Nous commencerons par Doublet. Nous ne le comparerons pas à Taine; nous croyons qu'il vaut beaucoup mieux. Doublet, quelque soit son âge d'ailleurs, est un franc jeune homme en philosophie. Il y croit. Il peut donc un jour être détrompé. Fatigué d'une étreinte si vaine, il peut un jour prendre dans ses bras autre chose que cette nuée et produire une œuvre vivante. Il a de la force, de la volonté, de la réflexion, et même dans des proportions assez viriles; tandis que Taine, esprit frivole, ne croit absolument à rien, se moque de tout, et ne changera pas. Taine n'est pas seulement un athée de la grande manière: il l'est de la petite; il l'est de toutes. C'est l'athée pur. Il l'est envers Dieu et envers les hommes,—n'admettant que lui-même et sa propre plaisanterie.
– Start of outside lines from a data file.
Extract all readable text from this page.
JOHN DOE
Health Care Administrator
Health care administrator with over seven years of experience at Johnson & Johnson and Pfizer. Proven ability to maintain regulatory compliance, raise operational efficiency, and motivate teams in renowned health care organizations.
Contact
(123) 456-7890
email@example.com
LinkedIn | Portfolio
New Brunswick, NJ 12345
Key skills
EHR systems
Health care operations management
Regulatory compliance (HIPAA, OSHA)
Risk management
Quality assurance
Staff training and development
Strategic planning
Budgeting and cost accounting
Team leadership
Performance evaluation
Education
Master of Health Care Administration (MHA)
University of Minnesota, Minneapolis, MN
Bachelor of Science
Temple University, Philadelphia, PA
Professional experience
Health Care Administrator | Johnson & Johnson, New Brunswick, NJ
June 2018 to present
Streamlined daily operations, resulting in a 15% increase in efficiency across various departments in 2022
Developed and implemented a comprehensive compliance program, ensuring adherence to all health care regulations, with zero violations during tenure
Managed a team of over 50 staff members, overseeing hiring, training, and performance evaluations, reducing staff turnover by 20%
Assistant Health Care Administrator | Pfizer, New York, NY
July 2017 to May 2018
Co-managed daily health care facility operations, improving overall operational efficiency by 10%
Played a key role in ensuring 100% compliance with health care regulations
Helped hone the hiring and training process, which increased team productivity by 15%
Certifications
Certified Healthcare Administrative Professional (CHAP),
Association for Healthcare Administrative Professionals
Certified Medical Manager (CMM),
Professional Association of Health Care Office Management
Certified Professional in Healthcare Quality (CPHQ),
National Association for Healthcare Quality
Or, puisqu'il s'agit de cela, et pour le dire en passant, nous ne croyons pas beaucoup aux ravages de la plaisanterie de Taine. Ses Philosophes français sont un éclat de rire dans l'eau. On n'est pas un serpent pour souffler dans une clef forée! Doublet, lui, qui ne souffle que de fatigue, est au moins un esprit de bonne foi et d'acharnement dans la recherche. Mécontent (on le conçoit très bien!) de ne rien comprendre aux philosophies contemporaines, il est descendu en lui-même pour y chercher l'affirmation qui ne s'y trouve pas. Mais là précisément a été le mal. Il est descendu en lui-même comme les philosophies contemporaines. Il s'est jeté dans la psychologie, le puits de l'abîme pour les philosophes: «la cave de Maine de Biran», comme dit Taine,—et il y est resté.